Mid-October, Massachusetts. We drive
through the livid innards of a beast—dragon
or salamander—whose home is fire. The hills
a witch’s quilt of goldrust, flushed cinnamon,
wine fever, hectic lemon. After dark,
while water ruffles, salted, in a big pot, we four
gather towards the woodfire, exchanging
lazy sentences, waiting dinner. Sunk
in the supermarket cardboard box,
the four lobsters tip and coolly stroke each other
with rockblue baton legs and tentative
antennae, their breath a wet clicking, the undulant
slow shift of their plated bodies
like the doped drift of patients
in the padded ward. Eyes like squished berries
out on stalks. It’s the end of the line
for them, yet faintly in that close-companioned air
they smell the sea, a shadow-haunted hole to hide in
till all this blows over.
                                     When it’s time,
we turn the music up to nerve us
to it, then take them one by one and drop
in the salty roil and scald, then clamp
the big lid back. Grasping the shapely fantail,
I plunge mine in headfirst and feel
before I can detach myself the flat slap
of a jackknifed back, glimpse for an instant
before I put the lid on it
the rigid backward bow-bend of the whole body
as the brain explodes and lidless eyes
sear white.

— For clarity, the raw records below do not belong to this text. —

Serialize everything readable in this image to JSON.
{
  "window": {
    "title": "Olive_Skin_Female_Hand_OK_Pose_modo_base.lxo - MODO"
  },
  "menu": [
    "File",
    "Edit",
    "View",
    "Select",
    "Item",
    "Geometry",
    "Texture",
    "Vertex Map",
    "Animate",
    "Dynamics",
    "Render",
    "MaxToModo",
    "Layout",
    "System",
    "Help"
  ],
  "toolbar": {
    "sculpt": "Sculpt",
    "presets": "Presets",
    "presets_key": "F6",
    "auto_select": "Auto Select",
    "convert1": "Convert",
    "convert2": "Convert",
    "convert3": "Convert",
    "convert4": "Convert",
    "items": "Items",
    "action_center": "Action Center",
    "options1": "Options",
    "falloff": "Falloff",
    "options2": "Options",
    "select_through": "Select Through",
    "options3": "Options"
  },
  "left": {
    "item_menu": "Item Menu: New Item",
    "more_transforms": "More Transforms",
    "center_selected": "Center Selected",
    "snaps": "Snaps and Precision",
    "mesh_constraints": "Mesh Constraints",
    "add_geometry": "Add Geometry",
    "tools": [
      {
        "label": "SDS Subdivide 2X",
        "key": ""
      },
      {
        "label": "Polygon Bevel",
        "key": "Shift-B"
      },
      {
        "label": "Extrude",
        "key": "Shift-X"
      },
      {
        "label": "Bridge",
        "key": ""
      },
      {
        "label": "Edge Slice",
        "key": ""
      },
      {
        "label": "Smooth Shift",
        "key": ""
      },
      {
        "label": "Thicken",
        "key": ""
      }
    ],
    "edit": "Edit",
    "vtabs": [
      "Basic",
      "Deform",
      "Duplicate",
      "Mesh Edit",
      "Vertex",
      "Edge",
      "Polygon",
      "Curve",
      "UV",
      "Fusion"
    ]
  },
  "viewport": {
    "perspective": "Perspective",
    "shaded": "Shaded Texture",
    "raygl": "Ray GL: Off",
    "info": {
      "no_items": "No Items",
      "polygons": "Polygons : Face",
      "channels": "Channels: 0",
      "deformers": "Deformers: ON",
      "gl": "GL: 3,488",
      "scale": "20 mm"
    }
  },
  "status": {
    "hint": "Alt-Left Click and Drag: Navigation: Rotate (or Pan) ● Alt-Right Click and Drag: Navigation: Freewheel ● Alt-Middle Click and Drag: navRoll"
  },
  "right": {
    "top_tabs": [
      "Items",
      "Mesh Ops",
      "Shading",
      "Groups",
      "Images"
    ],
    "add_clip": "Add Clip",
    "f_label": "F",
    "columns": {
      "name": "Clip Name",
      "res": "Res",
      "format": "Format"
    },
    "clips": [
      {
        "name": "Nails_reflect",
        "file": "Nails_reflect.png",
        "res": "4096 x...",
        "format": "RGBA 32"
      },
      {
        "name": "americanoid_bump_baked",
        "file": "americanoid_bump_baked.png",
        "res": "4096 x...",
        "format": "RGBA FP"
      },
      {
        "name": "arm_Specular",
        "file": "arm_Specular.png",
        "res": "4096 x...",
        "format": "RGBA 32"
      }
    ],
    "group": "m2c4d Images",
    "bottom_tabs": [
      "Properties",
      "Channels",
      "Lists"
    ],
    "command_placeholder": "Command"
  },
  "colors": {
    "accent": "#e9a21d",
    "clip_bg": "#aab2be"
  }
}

We two are bound in silence
till the pot-lid planks back and music
floods again, like a tide. Minutes later,
the four of us bend to brittle pink intricate
shells, drawing white sweet flesh
with our fingers, sewing our shroud-talk
tight about us. Later, near moonless midnight,
when I scrape the leafbright broken remains
into the garbage can outside, that last
knowing spasm eels up my arm again
and off, like a flash, across the rueful stars.